Savaşın 34. gününe geliyoruz ve Rusya Kırım'dan sonra harbine hızlı şekilde devam ediyor. Bütün dünya basını burada. Karadeniz ateş altında, burada hem Rusya hem Ukrayna açı çekti. Türkiye 'biz Karadeniz'de acı çekmek istemiyoruz' mesajı verdi. Bugün İstanbul'daki barış köprüsü hem Kiev'e hem Moskova'ya uzanıyor."
Dr. Kemal Olçar'ın öne çıkan sözleri:
"Müzakereleri bir aşama olarak kabul etmek gerekir. Antalya'daki diplomatik görüşmeler (Lavrov ve Kuleba zirvesi) bunun arkasından İstanbul görüşmeleri bunlar Ukrayna savaşı özelinde marka değeri olan hususlar.

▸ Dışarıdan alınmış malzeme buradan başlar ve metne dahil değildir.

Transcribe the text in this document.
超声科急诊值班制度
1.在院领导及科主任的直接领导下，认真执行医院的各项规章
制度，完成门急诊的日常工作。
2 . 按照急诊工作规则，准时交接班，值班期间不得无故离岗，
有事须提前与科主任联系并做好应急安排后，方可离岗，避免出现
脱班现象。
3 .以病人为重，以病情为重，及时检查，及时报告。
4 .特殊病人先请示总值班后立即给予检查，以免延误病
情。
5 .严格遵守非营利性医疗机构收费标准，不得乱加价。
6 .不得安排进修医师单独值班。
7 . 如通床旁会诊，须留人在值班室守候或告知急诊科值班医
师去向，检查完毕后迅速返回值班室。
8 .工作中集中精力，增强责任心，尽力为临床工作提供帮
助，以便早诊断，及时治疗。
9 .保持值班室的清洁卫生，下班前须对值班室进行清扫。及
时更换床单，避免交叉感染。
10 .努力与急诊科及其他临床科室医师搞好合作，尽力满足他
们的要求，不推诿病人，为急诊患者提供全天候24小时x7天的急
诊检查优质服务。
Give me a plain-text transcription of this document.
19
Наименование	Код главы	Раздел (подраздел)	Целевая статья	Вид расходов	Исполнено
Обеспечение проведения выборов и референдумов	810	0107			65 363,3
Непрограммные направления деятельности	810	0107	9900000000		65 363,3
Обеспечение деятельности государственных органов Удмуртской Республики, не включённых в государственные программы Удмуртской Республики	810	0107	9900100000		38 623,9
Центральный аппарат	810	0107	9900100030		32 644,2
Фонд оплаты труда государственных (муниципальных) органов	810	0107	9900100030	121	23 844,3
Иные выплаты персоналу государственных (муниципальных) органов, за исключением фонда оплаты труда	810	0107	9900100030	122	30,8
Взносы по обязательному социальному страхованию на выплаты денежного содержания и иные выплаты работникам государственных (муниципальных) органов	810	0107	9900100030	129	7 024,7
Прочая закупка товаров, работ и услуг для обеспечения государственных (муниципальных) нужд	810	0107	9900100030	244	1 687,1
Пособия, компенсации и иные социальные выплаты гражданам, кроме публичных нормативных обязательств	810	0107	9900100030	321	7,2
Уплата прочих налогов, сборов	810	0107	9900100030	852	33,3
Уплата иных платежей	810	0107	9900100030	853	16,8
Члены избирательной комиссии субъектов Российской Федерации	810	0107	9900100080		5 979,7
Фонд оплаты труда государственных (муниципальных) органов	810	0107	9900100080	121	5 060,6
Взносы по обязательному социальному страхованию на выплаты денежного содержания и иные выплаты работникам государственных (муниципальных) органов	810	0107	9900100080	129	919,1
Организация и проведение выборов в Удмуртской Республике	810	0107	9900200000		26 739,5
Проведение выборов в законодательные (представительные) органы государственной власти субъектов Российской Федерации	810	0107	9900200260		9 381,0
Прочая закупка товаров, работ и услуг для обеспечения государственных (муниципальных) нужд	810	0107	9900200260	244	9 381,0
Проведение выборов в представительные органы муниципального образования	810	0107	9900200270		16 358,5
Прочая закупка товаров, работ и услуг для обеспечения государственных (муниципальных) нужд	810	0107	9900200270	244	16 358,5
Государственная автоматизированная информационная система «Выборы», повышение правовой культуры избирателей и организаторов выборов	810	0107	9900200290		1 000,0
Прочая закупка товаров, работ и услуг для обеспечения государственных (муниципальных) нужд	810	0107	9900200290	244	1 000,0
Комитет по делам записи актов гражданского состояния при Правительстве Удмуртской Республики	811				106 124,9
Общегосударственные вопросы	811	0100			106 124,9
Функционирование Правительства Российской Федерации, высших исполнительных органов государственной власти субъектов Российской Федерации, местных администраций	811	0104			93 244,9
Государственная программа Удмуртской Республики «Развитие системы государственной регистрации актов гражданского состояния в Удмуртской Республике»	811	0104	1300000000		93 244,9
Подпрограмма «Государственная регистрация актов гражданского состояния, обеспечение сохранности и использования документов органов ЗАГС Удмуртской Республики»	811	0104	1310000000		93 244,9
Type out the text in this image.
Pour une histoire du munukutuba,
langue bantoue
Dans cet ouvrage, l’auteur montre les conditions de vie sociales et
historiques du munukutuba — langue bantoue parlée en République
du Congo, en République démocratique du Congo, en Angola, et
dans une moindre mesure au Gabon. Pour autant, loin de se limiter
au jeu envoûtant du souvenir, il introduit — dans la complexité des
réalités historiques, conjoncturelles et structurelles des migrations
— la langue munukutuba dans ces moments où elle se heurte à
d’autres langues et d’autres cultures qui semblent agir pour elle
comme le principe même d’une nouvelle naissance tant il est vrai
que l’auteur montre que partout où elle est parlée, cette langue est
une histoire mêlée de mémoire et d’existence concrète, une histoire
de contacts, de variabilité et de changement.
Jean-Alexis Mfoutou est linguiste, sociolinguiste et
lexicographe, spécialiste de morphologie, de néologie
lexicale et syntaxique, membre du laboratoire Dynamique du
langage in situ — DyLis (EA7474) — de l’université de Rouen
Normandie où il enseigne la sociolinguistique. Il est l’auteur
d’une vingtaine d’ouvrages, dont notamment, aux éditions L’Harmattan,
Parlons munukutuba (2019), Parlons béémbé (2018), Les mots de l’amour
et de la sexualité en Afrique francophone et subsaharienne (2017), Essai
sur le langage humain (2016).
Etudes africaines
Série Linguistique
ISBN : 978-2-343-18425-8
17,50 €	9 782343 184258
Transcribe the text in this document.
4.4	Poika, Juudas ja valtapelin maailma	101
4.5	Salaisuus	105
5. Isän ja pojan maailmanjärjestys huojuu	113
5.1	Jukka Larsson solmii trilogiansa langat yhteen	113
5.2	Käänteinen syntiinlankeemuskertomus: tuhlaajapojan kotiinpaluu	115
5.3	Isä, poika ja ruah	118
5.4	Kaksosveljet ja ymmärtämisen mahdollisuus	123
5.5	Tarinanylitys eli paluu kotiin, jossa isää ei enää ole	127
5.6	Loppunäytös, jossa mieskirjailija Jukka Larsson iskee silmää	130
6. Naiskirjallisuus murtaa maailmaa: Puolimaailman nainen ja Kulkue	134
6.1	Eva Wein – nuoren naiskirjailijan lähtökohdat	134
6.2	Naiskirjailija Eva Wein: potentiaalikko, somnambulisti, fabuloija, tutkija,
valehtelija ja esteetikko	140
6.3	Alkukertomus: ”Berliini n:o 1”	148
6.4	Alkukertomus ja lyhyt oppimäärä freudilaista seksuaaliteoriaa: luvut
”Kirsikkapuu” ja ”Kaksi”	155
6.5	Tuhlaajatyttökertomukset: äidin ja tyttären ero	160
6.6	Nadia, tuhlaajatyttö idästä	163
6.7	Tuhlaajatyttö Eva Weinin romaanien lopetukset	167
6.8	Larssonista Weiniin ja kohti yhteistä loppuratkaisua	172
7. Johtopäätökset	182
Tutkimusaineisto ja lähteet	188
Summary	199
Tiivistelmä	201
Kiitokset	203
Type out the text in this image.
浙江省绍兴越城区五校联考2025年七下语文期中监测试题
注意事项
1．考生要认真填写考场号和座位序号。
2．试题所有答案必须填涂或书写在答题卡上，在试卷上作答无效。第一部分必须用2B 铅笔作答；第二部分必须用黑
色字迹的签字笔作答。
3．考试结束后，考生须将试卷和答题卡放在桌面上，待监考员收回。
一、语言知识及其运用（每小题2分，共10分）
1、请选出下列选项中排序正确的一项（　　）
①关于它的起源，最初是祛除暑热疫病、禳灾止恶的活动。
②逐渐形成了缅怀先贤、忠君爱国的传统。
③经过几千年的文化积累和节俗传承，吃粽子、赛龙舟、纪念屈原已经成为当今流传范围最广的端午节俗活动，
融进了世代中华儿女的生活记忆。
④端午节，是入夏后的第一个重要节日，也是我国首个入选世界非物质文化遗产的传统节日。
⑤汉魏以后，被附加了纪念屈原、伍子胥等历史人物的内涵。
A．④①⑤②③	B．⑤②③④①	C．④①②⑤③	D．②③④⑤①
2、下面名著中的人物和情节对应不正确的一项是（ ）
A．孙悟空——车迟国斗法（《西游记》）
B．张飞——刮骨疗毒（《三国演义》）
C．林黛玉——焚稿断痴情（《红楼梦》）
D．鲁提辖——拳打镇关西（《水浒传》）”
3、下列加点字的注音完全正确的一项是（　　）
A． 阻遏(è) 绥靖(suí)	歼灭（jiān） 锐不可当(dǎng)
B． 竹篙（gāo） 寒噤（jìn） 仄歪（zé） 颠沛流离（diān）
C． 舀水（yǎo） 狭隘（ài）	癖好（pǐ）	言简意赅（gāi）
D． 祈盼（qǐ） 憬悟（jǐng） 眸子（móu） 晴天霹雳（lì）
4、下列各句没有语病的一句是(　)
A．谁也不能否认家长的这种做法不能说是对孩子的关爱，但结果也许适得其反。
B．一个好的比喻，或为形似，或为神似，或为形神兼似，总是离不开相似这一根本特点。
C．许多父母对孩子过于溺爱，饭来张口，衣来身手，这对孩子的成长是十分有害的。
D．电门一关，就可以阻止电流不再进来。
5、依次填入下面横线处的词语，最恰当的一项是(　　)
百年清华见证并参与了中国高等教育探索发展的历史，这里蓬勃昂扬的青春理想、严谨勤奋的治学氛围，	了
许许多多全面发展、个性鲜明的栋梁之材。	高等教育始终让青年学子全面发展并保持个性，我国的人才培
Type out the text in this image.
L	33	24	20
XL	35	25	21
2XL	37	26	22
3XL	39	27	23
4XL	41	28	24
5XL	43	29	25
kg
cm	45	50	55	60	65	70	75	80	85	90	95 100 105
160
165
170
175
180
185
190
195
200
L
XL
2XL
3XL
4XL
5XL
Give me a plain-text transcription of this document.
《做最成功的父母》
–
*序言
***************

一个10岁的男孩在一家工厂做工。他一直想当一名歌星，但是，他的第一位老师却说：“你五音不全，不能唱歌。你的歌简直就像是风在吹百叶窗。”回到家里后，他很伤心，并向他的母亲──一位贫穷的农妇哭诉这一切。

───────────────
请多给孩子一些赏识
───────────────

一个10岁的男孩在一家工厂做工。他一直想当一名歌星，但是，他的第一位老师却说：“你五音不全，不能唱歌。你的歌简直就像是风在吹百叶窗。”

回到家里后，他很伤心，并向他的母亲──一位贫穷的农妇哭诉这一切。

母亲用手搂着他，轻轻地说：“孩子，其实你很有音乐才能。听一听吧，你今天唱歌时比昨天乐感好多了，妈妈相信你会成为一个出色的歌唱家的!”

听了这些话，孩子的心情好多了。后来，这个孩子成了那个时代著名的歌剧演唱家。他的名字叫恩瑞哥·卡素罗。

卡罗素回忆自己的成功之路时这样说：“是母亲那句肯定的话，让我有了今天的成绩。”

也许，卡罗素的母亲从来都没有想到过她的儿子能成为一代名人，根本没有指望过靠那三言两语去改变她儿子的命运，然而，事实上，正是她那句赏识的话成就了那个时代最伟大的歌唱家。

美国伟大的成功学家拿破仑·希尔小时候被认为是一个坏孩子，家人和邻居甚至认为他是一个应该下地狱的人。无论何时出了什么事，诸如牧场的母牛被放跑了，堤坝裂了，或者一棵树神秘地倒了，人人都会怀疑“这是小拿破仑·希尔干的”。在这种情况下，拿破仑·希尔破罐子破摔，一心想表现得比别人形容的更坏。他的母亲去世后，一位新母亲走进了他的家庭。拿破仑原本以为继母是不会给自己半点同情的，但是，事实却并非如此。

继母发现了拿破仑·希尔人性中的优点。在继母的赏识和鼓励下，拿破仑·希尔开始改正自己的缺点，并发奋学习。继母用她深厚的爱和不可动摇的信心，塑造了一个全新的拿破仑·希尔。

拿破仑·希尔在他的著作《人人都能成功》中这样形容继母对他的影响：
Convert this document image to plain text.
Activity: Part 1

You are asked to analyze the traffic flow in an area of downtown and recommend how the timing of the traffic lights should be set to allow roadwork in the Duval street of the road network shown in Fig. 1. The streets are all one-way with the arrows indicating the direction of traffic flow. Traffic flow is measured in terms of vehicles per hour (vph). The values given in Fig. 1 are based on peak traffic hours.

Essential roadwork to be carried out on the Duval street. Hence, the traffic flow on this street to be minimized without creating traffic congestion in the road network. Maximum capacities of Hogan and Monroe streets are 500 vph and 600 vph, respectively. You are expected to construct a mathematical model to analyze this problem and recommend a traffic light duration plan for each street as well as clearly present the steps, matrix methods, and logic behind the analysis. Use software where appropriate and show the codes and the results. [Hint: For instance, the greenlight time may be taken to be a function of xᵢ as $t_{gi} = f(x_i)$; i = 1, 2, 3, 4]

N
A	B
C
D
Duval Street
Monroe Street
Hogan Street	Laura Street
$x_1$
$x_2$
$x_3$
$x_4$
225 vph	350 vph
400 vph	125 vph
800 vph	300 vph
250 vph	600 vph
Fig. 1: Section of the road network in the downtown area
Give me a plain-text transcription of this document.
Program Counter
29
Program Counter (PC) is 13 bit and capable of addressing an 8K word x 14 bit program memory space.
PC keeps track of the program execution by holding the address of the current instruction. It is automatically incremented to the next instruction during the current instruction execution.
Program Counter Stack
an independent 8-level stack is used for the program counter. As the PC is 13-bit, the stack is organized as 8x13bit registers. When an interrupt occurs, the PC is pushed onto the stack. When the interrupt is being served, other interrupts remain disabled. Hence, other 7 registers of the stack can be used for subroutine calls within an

Yaşanan durum sadece görüşmeler müzakereler ya da buradaki görüşmelerden ibaret değildir. Devletler kendi aralarında açıktan veya gizli olarak görüşme yapıyor olabilirler. Yaptırımlar en çok oligarkları etkiliyor. Onların barış için etkili olması gerekir. Roman Abramoviç burada İstanbul'daki görüşmelerde."